Community members, however, deserve full transparency about how their money is spent, she said. In her Tamarac community, where she is a board member, "we post our budget in the clubhouse." The law strengthens transparency requirements.

Another portion of the law boots board members charged with felony theft or embezzlement of association funds or property. These people are suspended until they are acquitted or the charges are dropped.

Only one homeowners association president has lost his job over the law. David Meadows was running the accounts at a small community in Davenport, southwest of Orlando, even though he had been arrested twice and charged with fraud, grand larceny and theft.

Meadows resigned just before the new law took effect July 1.

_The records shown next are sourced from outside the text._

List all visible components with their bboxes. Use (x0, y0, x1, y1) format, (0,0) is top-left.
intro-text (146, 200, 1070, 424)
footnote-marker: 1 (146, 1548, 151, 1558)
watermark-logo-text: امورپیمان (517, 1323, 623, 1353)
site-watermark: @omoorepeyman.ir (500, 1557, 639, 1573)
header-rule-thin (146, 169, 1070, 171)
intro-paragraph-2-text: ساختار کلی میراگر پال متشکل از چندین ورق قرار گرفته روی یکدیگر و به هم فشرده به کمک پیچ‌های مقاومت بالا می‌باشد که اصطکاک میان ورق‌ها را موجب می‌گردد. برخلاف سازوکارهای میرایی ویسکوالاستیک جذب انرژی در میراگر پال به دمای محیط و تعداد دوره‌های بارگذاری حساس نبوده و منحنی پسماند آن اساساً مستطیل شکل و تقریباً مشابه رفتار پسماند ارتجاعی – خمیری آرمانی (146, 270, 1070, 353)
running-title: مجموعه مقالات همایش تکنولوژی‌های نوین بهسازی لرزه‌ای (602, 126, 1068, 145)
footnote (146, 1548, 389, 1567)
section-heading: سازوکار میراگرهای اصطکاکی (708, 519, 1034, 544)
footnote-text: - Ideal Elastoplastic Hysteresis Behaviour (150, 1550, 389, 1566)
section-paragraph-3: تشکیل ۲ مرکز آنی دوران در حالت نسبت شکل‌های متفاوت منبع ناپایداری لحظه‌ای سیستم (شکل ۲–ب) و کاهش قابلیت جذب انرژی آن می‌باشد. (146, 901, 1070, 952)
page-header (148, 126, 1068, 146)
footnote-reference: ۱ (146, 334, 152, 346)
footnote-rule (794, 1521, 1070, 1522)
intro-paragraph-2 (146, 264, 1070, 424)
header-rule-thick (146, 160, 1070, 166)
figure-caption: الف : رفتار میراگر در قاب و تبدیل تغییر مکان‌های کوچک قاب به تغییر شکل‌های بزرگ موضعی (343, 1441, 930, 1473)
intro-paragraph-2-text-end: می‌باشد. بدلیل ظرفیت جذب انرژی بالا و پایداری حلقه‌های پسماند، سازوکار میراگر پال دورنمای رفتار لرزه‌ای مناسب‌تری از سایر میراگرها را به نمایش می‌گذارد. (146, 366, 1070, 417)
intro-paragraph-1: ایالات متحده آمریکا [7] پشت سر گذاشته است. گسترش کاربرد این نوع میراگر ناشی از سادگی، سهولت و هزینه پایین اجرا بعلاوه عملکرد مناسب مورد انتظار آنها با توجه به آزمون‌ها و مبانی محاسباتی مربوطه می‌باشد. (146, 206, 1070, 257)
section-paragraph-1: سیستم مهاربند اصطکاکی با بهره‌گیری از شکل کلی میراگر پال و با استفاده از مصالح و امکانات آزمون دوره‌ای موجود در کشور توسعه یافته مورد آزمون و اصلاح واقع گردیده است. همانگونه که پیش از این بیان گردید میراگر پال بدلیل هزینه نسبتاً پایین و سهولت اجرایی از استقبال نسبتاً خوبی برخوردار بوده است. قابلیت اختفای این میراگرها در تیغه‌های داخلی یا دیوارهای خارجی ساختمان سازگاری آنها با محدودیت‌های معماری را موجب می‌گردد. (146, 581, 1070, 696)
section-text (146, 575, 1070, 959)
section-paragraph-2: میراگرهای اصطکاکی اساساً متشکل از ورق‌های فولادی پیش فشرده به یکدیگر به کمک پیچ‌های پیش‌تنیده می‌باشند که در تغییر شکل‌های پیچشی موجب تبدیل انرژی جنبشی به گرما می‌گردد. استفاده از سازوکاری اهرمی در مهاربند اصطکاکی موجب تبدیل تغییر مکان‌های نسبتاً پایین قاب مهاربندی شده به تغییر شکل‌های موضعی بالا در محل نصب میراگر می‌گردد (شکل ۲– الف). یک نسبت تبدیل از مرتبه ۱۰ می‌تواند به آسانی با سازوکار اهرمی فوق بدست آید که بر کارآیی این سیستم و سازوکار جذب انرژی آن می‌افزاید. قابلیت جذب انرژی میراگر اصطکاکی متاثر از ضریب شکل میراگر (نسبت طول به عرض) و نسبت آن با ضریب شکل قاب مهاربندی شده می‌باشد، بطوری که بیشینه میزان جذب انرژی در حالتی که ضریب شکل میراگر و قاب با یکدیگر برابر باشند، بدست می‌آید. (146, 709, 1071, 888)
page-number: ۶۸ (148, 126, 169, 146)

Restrictions on convicted felons already existed for condominium associations. The condo law also establishes a state ombudsman and requirements that associations disclose their financial documents to residents.

That law, however, has not been a complete deterrent. 

In 2007, Hallandale Beach police charged four people with orchestrating a kickback scheme that fleeced condo owners out of $3 million. The association president took a plea that year, but the trial persists for three others.

And just last month police arrested a condo president named Nancy Marquez, alleging she mixed monthly dues with her own savings and gambled it at the Seminole Hard Rock Hotel & Casino in Hollywood. Marquez lost her job and faces charges she stole $148,012 from her neighbors.

Such cases fuel a trope among disgruntled residents: that condo and homeowners association board members are corrupt and undemocratic.

The large majority of homeowners associations, however, are not felons or aspiring felons.

But most are amateurs. That's why part of te law also provides for training seminars to teach board members how to properly provide meeting notice, adopt a budget and put out a competitive bid.